PECAM-1 serves a variety of pro-inflammatory functions in both leukocytes and endothelial cells. 1. Upstream of the leukocyte adhesion cascade, PECAM-1 promotes chemokine-directed migration of leukocytes by enhancing actin polymerization and cycling. 2. The binding interaction between CD177 on neutrophils and PECAM-1 on endothelial cells is the only known heterotypic binding interaction that has been shown to be important for PECAM-1-mediated leukocyte transmigration. 3. Homotypic binding interactions between PECAM-1 on leukocytes and endothelial cells are thought to be essential for leukocyte diapedesis as blocking these interactions prevents diapedesis. 4. Downstream of homotypic binding interactions, PECAM-1 is able to activate integrins on leukocytes that are essential for adhesion to endothelial cells and passage through the basement membrane. Postulated mechanisms of PECAM-1-mediated integrin activation on leukocytes include, but are not limited to, the activation of PI3K and the GTPase Rap1. 5. During both paracellular (shown in figure) and transcellular (not shown) leukocyte transmigration, PECAM-1 is part of a surface connected membrane compartment termed the LBRC that likely serves to provide more surface area and/or unligated PECAM and other molecules to the leukocyte. 6. PECAM-1 also is able to transmit mechanical signals in endothelial cells in response to fluid forces. PECAM-1 becomes activated, and through poorly understood mechanisms, is able to transduce signals to VE-cadherin, which then activates VEGFR2. This results in the activation of integrins and the pro-inflammatory transcription factor NF-κB, which promotes atherosclerotic lesion development.

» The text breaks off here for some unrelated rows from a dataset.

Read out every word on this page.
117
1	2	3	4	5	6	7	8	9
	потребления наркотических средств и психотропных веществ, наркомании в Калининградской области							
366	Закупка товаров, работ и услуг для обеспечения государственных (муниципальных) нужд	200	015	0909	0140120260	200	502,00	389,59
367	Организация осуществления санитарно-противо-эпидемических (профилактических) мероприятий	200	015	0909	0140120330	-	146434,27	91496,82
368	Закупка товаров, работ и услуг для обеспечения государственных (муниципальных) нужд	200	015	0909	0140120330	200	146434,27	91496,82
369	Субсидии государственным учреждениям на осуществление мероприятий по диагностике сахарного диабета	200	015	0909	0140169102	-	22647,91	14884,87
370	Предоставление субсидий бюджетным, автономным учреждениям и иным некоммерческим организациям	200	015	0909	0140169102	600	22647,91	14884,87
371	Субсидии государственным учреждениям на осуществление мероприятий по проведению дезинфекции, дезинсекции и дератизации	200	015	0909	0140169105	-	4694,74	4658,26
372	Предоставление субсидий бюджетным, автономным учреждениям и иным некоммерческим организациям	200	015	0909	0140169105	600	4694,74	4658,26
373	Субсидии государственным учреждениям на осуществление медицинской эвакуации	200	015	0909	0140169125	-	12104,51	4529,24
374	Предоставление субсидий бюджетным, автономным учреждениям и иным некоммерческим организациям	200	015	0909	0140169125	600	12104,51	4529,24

Figure 3. PECAM-1/SHP-2 interactions dampen leukocyte activation

The PECAM-1 cytoplasmic tail contains ITIM tyrosines, which when phosphorylated, can serve as docking sites for cytosolic signaling molecules. Most times, ITIMs recruit phosphatases to counteract kinases that become activated by ITAMs. The best characterized phosphatase that is recruited by PECAM-1 is SHP-2. PECAM-1/SHP-2 interactions have been proposed to inhibit activation of B cell, T cell, mast cell, and macrophage functions as represented in the figure.

Figure 4. Proposed schematic for the interplay of the pro- and anti-inflammatory properties of PECAM-1 in different genetic strains of mice

(a) PECAM-1 is known to possess both pro- and anti-inflammatory properties as displayed in the figure, which would be proposed to largely offset each other during inflammation. (b) Most studies to date, however, have used the C57BL/6 genetic strain of mice and have described a predominant anti-inflammatory effect of PECAM-1 in models of inflammation. Loss of PECAM-1 in most strains of mice results in profound defects in leukocyte transmigration, however, this is not true in C57BL/6 mice, where PECAM-1 plays only a minor role in this process. As a result, the ability of PECAM-1 to suppress cytokine production and/or maintain vascular integrity in response to inflammatory insult tends to dominate in C57BL/6 mice, lessening their severity of their disease. It is hypothesized, therefore, that examining inflammatory disease models in other strains of mice, where the pro- and anti-inflammatory functions of PECAM-1 should largely offset each other, will not show predominate anti-inflammatory effects of PECAM-1.